Just to take one of a hundred examples, “Abortion Resurfaces for GOP Field” by the Wall Street Journal’s Elizabeth Williamson. The hub/nub of the argument is that life is complicated for Republican presidential “candidates who have been focused almost entirely on the economy” whenever “one of the most divisive issues in politics come up”:abortion. (By the way, the assumption is that candidates cannot, simply cannot, talk about more than two or three topics during an entire presidential campaign.)
But what does that mean? In one sense the statement is absolutely true. Every time a pro-life Republican states his or her position, a hostile media DOES attempt to figure out some way to demonstrate this will hurt them.
Doesn’t matter that among single-issue voters, the pro-life candidate for President always does better than the pro-abortion candidate. Doesn’t matter that on abortion Barack Obama is the mirror opposite of pro-life President George W. Bush—as hostile to the unborn as Mr. Bush was protective. (Have to keep that under wraps.) And it surely doesn’t matter that, as human beings, the pro-lifer will occasionally misspeak (recognition of human frality is a courtesy extended only to pro-abortion Democrats).
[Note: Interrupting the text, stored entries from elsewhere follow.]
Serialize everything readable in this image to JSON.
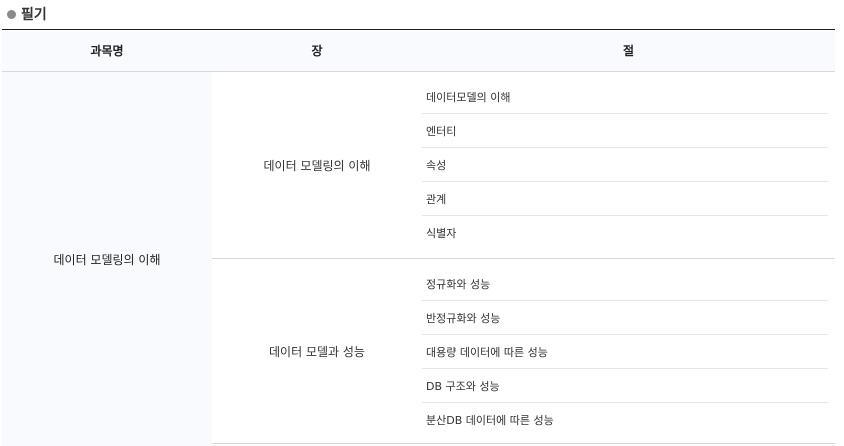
{
  "section": {
    "title": "필기"
  },
  "table": {
    "headers": {
      "subject": "과목명",
      "chapter": "장",
      "section": "절"
    },
    "subject": "데이터 모델링의 이해",
    "chapters": [
      {
        "label": "데이터 모델링의 이해",
        "sections": [
          "데이터모델의 이해",
          "엔터티",
          "속성",
          "관계",
          "식별자"
        ]
      },
      {
        "label": "데이터 모델과 성능",
        "sections": [
          "정규화와 성능",
          "반정규화와 성능",
          "대용량 데이터에 따른 성능",
          "DB 구조와 성능",
          "분산DB 데이터에 따른 성능"
        ]
      }
    ]
  },
  "colors": {
    "header_bg": "#f8fafd",
    "bullet": "#8a8a8a",
    "top_rule": "#1f1f1f"
  }
}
Most of the stories shedding crocodile tears about how the abortion issue is hurting pro-life Republicans have honed in on Herman Cain, who has repeatedly tried to make his pro-life credentials clear after having left himself open to attack in an interview with a hostile questioner, CNN’s Pier Morgan, and former Gov. Mitt Romney, who was once pro-choice but is now strongly pro-life. (Rep. Michele Bachmann had not gone through unscathed but is the recipient of less media hostility since she is not near the top of opinion polls.) The objective?
Well, it’s not a disinterested pursuit of the truth, else there wouldn’t be the gleeful tone when writing about how some other pro-life candidates are hammering Cain and Romney.
NRLC President Carol Tobias reminded the Wall Street Journal that Mr. Cain received a standing ovation at NRLC’s annual convention last summer. She added that the Republican candidates “have all taken strong pro-life positions, and we are comfortable with any of them.”
But that vote of confirmation is completely at odds with the real objective of writers like Williamson: sowing maximum seeds of distrust between our Movement and the pro-life GOP candidates, which is absolutely crucial if President Obama is to be re-elected.
I know you won’t fall for it. Remember: fool me once, shame on you. [Attempt to] fool me twice/thrice/multiple times, fool on me.